When we arrived at the top of the volcano we could see about a 10-foot hole at the top where lava was rolling down the backside of the mountain.  Standing about twenty-five feet away we could feel the penetrating heat of the molten lava.  It was amazing to see this thick lava rolling over the rim and the bubbles just barely popping at the top.  Colton and Clay couldn’t stop throwing rocks into the mouth only to watch them land on top as if they were going to float and then slowly be consumed by the lava.  It wasn’t anything they could have ever learned in a classroom.

Lexi, 5,  is so proud of herself at the top of a volcano
March 2010
Bailey at the top of the mountain holding her
marshmallow roasting stick that was sold
by local children at the base
Mach 2010

Our guide was so sweet he pulled out marshmallows and long whittled sticks that he’d purchased from the children at the horse stable, so we could have a very unconventional marshmallow roast.  The only problem was to get closer to the rim we each had to, one-by-one, hug the side of the volcano and pass  about a ten-foot ledge.  All of us were reluctant to get any closer.  We could already feel the heat and didn’t want to take any fool hearted chances.  But the guide in the back was like a little sherpa that was about four feet tall and equally four feet wide.  He was all muscle and felt very comfortable on this precipice.  He led us one by one over to the rim to roast a marshmallow, and feel the true heat of this magnificent volcano.  We didn’t let all of the small children go over but most of the adults did and the sherpa put Clay on his back and he went over too.  It was an amazing experience.

Leah, so proud of her scrapes
March 2010

Our way down was faster but scarier due to the shale rock that was always giving way under foot.  Both of our guides at this time had two of the children on their backs, while Trent and his father took turns with some of the other kids.  We only had one fall from Leah who scraped her knee and an elbow.  She came up smiling from the fall and was rather proud of her scrapes for the rest of the trip.  Of course this could have been avoided if I had dressed my kids properly for this adventure.

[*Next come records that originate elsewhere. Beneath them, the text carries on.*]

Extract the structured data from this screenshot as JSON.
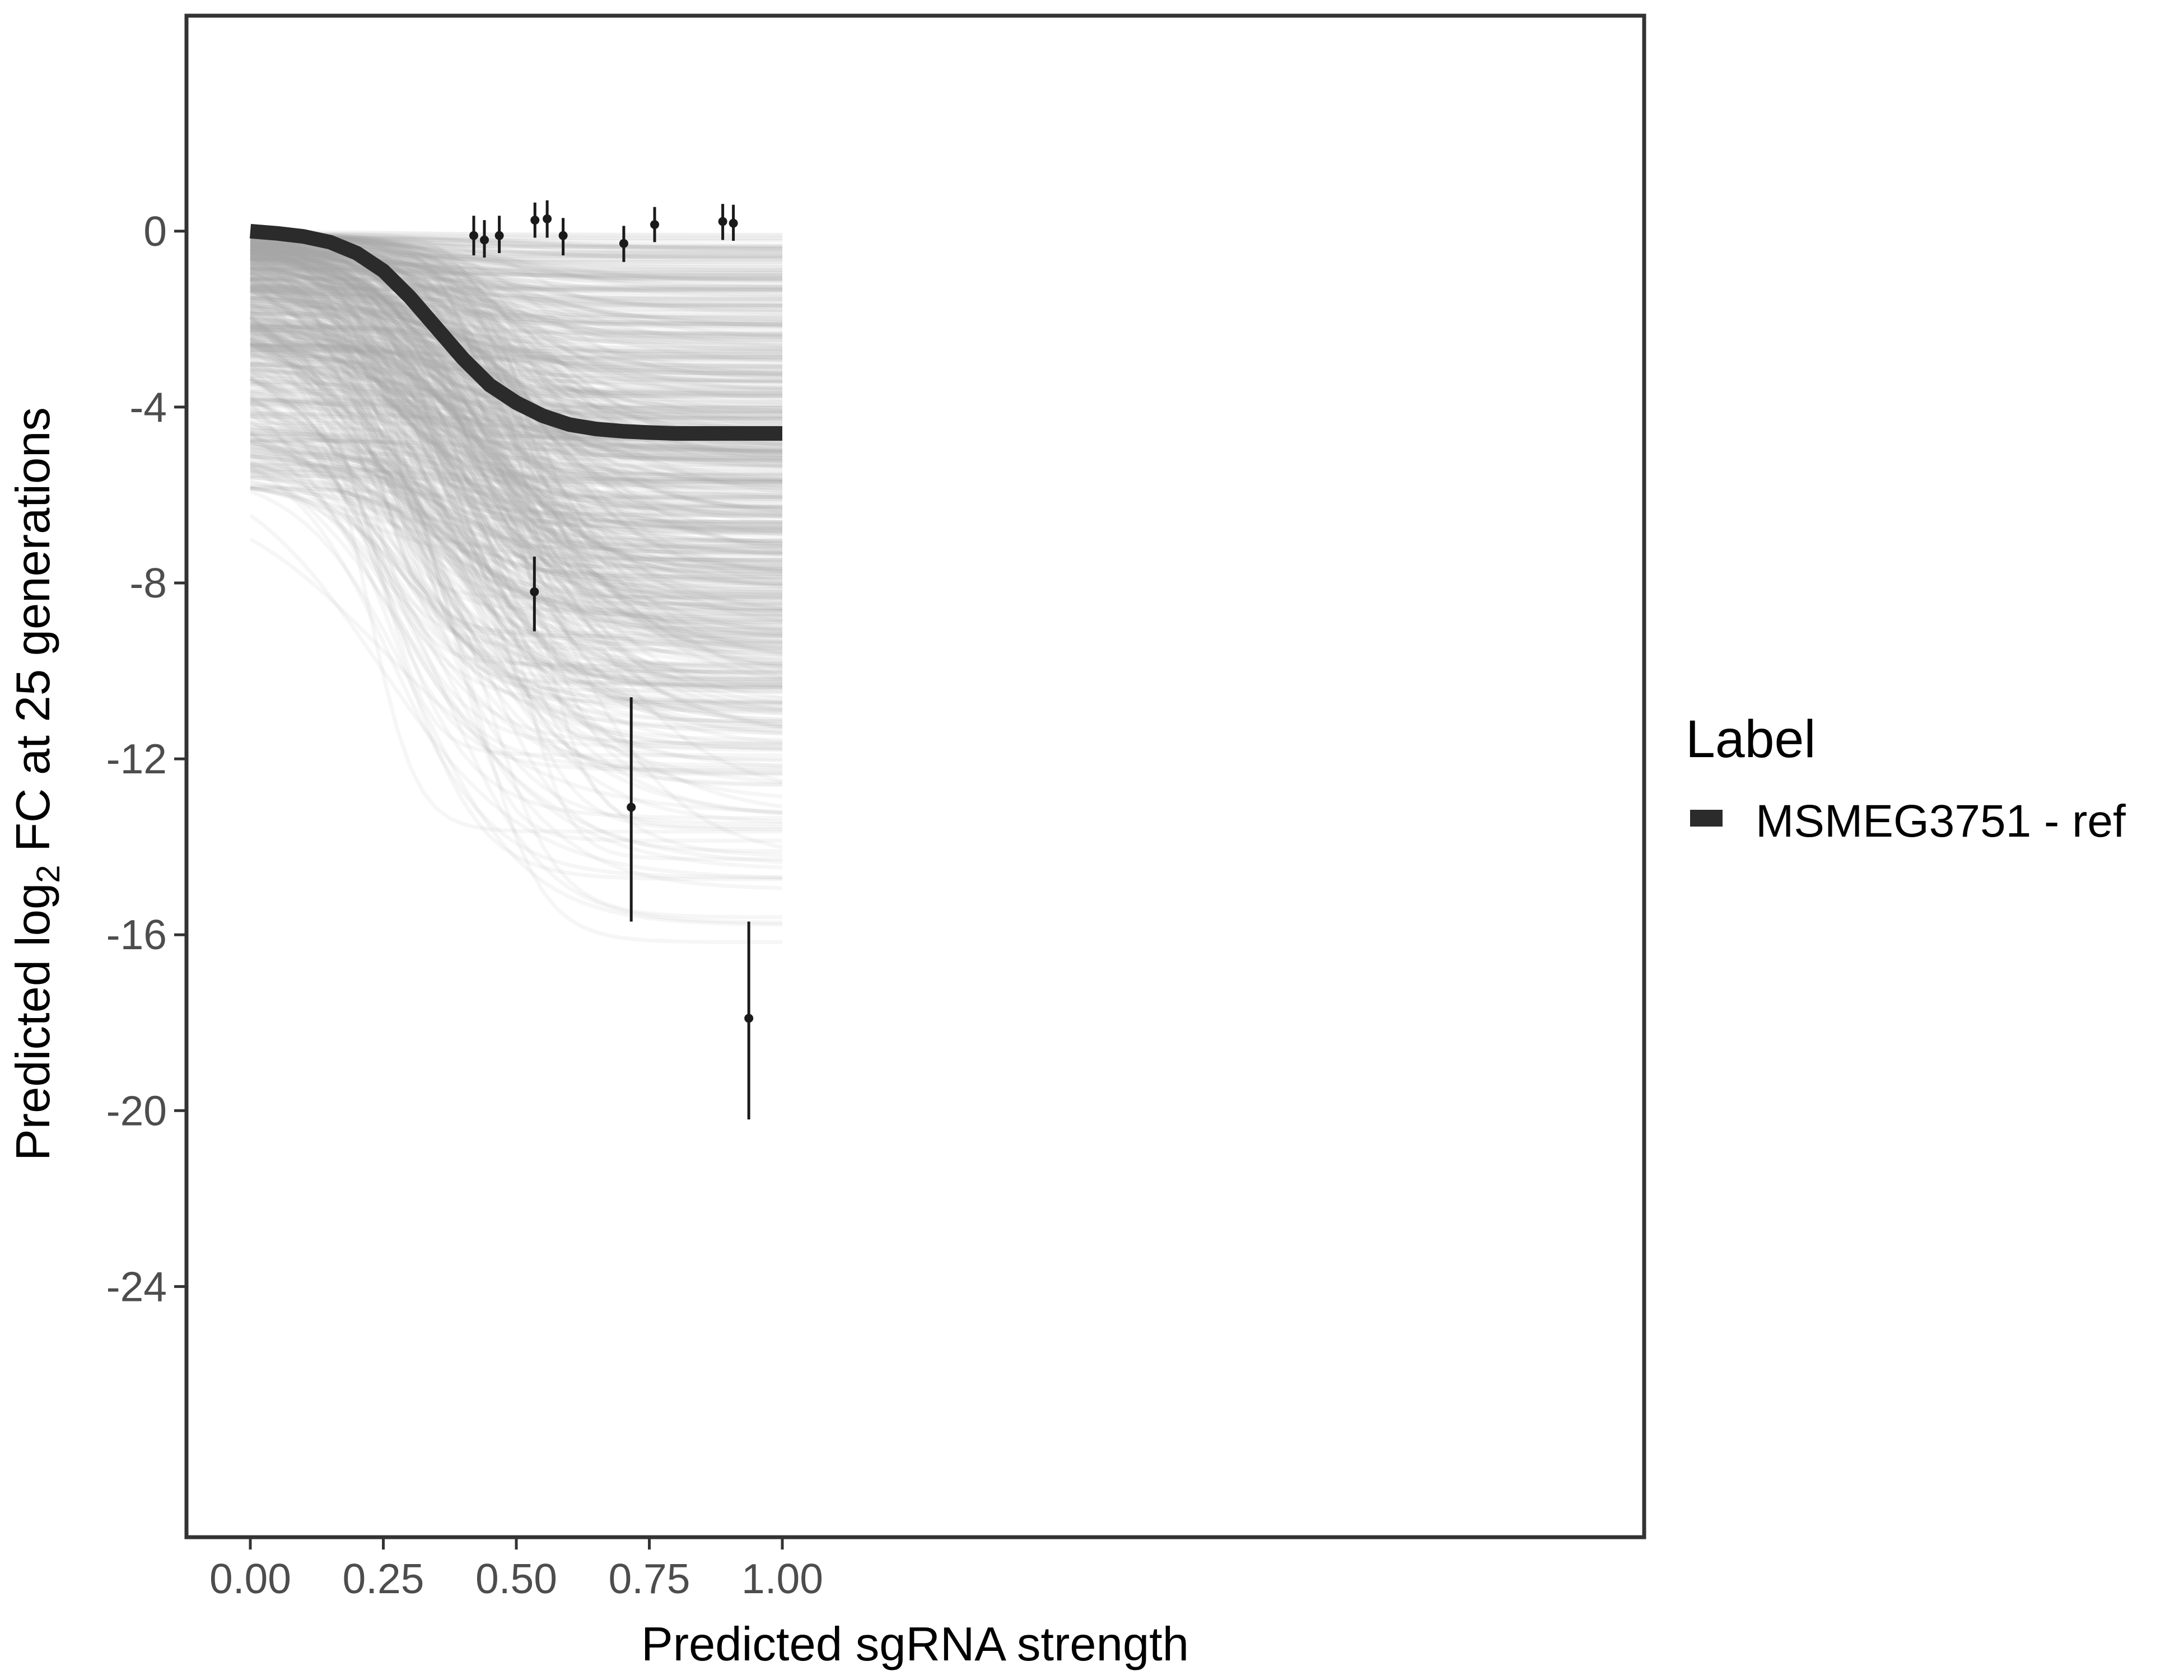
{
  "chart_data": {
    "type": "line",
    "xlabel": "Predicted sgRNA strength",
    "ylabel": {
      "prefix": "Predicted  log",
      "subscript": "2",
      "suffix": " FC at 25 generations"
    },
    "xlim": [
      -0.12,
      2.62
    ],
    "ylim": [
      -29.7,
      4.9
    ],
    "x_ticks": [
      "0.00",
      "0.25",
      "0.50",
      "0.75",
      "1.00"
    ],
    "x_tick_values": [
      0,
      0.25,
      0.5,
      0.75,
      1.0
    ],
    "y_ticks": [
      "0",
      "-4",
      "-8",
      "-12",
      "-16",
      "-20",
      "-24"
    ],
    "y_tick_values": [
      0,
      -4,
      -8,
      -12,
      -16,
      -20,
      -24
    ],
    "grid": false,
    "legend": {
      "title": "Label",
      "position": "right",
      "entries": [
        {
          "label": "MSMEG3751 - ref",
          "color": "#2b2b2b"
        }
      ]
    },
    "series": [
      {
        "name": "MSMEG3751 - ref",
        "color": "#2b2b2b",
        "x": [
          0,
          0.05,
          0.1,
          0.15,
          0.2,
          0.25,
          0.3,
          0.35,
          0.4,
          0.45,
          0.5,
          0.55,
          0.6,
          0.65,
          0.7,
          0.75,
          0.8,
          0.85,
          0.9,
          0.95,
          1.0
        ],
        "y": [
          0,
          -0.05,
          -0.12,
          -0.25,
          -0.5,
          -0.9,
          -1.5,
          -2.2,
          -2.9,
          -3.5,
          -3.9,
          -4.2,
          -4.4,
          -4.5,
          -4.55,
          -4.58,
          -4.6,
          -4.6,
          -4.6,
          -4.6,
          -4.6
        ]
      }
    ],
    "posterior_draws": {
      "description_color": "#a8a8a8",
      "count": 700
    },
    "points": [
      {
        "x": 0.42,
        "y": -0.1,
        "ymin": -0.55,
        "ymax": 0.35
      },
      {
        "x": 0.44,
        "y": -0.2,
        "ymin": -0.6,
        "ymax": 0.25
      },
      {
        "x": 0.468,
        "y": -0.1,
        "ymin": -0.5,
        "ymax": 0.35
      },
      {
        "x": 0.535,
        "y": 0.25,
        "ymin": -0.15,
        "ymax": 0.65
      },
      {
        "x": 0.558,
        "y": 0.28,
        "ymin": -0.15,
        "ymax": 0.7
      },
      {
        "x": 0.588,
        "y": -0.1,
        "ymin": -0.55,
        "ymax": 0.3
      },
      {
        "x": 0.702,
        "y": -0.28,
        "ymin": -0.7,
        "ymax": 0.12
      },
      {
        "x": 0.76,
        "y": 0.15,
        "ymin": -0.25,
        "ymax": 0.55
      },
      {
        "x": 0.888,
        "y": 0.22,
        "ymin": -0.2,
        "ymax": 0.62
      },
      {
        "x": 0.908,
        "y": 0.18,
        "ymin": -0.22,
        "ymax": 0.6
      },
      {
        "x": 0.534,
        "y": -8.2,
        "ymin": -9.1,
        "ymax": -7.4
      },
      {
        "x": 0.716,
        "y": -13.1,
        "ymin": -15.7,
        "ymax": -10.6
      },
      {
        "x": 0.937,
        "y": -17.9,
        "ymin": -20.2,
        "ymax": -15.7
      }
    ]
  }
}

Trent coming down the bottom part of the trail
with Bella, 3, on his shoulders
March 2010

At the end of the shale our horses and their handlers were there to greet us and they had a simple lunch of pre-made sandwiches, chips and bottled waters for us to enjoy.  When our lunch was finished we each mounted our steed, and rode that uncomfortable ride back down the rest of the volcano Pacaya.  At the bottom we could see other tourists getting bombarded by stable masters as they started their ascent.  Our kids looked out of place with all of their bright colored clothing, and fresh clean faces.  After this adventure they had new found friendships with their guides, a hike to an active volcano,  and they were starting to get a  real feel of the life of these Guatemalans.

Some of the children that were selling the marshmallows at the base
March 2010
A picture of Mount Pacaya during its eruption
 May 27, 2010

*Tip #2 Always check these attractions on-line, www.volcanoexperience.com, before trying to attempt a hike like this.  On May 27, 2010 Mt. Pacaya erupted and a lot ash rained down on Guatemala City and Antigua. That was less than sixty days after this excursion. The Guatemala City airport was closed for two-weeks following the eruption.
*Tip #3 Also, I should warn that sometimes there are burglaries on hikes like this one.  Most of the time if you have a guide and a larger group you will be left alone.  However, do not travel with lots of cash or credit cards during day trips.  Leave that stuff back at the hotel in a safe.  Most of the time these are just desperate people trying to feed their families and so cash is all that they desire.  Be safe and travel in numbers or with locals to avoid situations such as these.